A speech synthesis symbol editing method for inputting a set of text and a speech synthesis symbol string corresponding to the text and outputting a speech synthesis symbol string,
dividing the input text into predetermined character units, dividing the input speech synthesis symbol into predetermined speech synthesis symbol tokens, and combining each of the divided characters with zero or more speech synthesis symbol tokens; a correspondence estimation step of giving the correspondence of based on a predetermined criterion;
and an editing interface stage for displaying each character given the correspondence and zero or more phoneme synthesis symbol tokens while updating the phoneme synthesis symbol tokens by accepting a user editing operation. How to edit text-to-speech symbols.

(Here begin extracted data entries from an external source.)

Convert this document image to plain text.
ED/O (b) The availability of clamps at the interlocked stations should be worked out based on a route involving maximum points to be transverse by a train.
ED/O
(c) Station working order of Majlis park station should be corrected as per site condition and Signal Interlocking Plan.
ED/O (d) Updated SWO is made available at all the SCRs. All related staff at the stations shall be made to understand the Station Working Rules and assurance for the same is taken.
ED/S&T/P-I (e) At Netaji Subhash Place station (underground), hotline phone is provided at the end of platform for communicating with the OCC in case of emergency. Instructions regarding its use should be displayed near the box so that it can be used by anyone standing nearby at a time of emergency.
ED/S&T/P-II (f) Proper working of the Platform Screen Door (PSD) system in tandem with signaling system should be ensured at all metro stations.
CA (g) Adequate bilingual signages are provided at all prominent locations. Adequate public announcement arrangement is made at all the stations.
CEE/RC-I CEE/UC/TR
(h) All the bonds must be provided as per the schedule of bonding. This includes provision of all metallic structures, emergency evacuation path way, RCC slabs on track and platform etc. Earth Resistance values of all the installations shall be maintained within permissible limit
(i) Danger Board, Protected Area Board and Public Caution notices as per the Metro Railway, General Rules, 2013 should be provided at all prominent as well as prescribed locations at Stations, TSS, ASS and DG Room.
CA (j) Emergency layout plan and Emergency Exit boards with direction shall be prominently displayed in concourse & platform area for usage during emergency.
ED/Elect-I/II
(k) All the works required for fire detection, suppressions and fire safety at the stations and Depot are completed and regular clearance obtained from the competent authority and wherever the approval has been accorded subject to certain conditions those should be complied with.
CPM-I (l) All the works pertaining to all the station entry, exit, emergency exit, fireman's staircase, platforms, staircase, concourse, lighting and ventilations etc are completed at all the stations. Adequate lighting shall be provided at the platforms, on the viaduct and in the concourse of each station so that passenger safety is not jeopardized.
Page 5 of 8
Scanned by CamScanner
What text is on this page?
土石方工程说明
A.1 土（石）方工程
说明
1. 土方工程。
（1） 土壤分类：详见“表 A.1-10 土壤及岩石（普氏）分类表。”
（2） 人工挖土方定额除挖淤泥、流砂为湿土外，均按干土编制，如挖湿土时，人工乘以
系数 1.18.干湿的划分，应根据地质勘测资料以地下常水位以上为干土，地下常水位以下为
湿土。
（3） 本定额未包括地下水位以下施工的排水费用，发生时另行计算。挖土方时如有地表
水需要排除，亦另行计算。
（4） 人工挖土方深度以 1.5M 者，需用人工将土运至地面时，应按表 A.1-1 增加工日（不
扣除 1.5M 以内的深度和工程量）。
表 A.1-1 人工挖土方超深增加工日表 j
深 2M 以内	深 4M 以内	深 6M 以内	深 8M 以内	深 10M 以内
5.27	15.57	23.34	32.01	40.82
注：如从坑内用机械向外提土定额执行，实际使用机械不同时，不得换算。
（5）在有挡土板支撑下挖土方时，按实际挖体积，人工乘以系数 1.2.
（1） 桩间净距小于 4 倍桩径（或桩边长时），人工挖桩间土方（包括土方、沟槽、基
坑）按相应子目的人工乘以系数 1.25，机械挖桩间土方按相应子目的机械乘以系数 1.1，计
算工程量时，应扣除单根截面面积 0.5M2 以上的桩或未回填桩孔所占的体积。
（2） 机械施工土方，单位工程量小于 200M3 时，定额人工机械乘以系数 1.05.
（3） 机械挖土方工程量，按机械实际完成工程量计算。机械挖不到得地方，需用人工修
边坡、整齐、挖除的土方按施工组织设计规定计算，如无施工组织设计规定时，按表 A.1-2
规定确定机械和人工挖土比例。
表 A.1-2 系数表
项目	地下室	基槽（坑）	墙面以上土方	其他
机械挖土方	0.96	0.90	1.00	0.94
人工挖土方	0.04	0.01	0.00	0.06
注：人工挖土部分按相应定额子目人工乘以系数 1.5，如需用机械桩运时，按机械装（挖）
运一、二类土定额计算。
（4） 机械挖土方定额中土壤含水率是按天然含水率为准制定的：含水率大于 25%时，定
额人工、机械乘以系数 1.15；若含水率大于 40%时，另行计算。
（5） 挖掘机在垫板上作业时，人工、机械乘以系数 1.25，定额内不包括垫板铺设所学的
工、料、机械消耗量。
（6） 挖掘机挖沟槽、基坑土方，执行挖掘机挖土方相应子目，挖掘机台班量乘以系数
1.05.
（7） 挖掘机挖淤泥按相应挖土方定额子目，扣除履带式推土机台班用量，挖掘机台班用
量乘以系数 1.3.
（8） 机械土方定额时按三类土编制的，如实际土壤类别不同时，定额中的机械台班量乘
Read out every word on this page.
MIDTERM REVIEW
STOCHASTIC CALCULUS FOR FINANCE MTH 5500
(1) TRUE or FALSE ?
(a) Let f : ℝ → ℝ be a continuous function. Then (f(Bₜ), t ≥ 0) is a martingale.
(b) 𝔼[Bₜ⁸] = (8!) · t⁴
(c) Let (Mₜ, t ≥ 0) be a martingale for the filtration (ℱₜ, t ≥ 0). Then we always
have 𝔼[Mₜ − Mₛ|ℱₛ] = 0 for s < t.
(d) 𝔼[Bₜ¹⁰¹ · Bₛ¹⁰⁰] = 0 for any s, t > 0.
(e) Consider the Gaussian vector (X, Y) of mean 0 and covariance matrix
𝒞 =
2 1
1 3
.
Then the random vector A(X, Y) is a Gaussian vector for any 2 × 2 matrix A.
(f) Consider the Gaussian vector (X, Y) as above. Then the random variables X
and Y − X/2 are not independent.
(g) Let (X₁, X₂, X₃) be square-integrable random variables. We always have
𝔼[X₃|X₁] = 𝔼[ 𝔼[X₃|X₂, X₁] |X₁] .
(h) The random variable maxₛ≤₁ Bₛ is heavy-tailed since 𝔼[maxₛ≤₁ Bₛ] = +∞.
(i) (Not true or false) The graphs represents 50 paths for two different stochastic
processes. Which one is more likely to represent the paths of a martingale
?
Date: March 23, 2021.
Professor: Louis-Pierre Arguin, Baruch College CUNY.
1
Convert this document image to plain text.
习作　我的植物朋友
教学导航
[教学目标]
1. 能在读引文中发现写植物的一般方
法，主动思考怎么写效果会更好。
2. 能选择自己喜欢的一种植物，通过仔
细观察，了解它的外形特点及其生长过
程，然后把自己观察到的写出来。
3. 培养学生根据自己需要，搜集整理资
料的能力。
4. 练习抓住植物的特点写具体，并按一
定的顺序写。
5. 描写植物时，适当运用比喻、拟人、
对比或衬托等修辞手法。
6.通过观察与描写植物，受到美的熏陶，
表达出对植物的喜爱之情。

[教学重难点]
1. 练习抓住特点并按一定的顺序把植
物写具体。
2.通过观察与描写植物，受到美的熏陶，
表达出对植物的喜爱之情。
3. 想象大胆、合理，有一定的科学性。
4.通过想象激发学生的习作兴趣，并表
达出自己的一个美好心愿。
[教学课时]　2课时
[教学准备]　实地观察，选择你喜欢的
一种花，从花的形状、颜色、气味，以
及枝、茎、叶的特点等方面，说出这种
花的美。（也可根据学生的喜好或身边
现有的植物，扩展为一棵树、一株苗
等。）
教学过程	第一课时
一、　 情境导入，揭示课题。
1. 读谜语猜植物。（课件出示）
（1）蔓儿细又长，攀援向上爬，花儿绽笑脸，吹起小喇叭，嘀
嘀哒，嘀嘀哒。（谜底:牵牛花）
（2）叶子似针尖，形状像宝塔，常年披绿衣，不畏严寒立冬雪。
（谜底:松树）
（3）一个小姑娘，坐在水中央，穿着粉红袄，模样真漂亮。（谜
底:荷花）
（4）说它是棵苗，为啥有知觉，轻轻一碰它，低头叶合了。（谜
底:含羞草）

A speech synthesis symbol editing device for inputting a set of text and a speech synthesis symbol string corresponding to the text and outputting a speech synthesis symbol string,
dividing the input text into predetermined character units, dividing the input speech synthesis symbol into predetermined speech synthesis symbol tokens, and combining each of the divided characters with zero or more speech synthesis symbol tokens; a correspondence estimating unit that gives the correspondence of based on a predetermined criterion;
a speech synthesis symbol editing device, comprising: an editing interface unit that displays each character given the corresponding relationship and each of zero or more phoneme synthesis symbol tokens while updating the phoneme synthesis symbol tokens by accepting a user editing operation. As
A text-to-speech symbol editing program that causes a computer to function.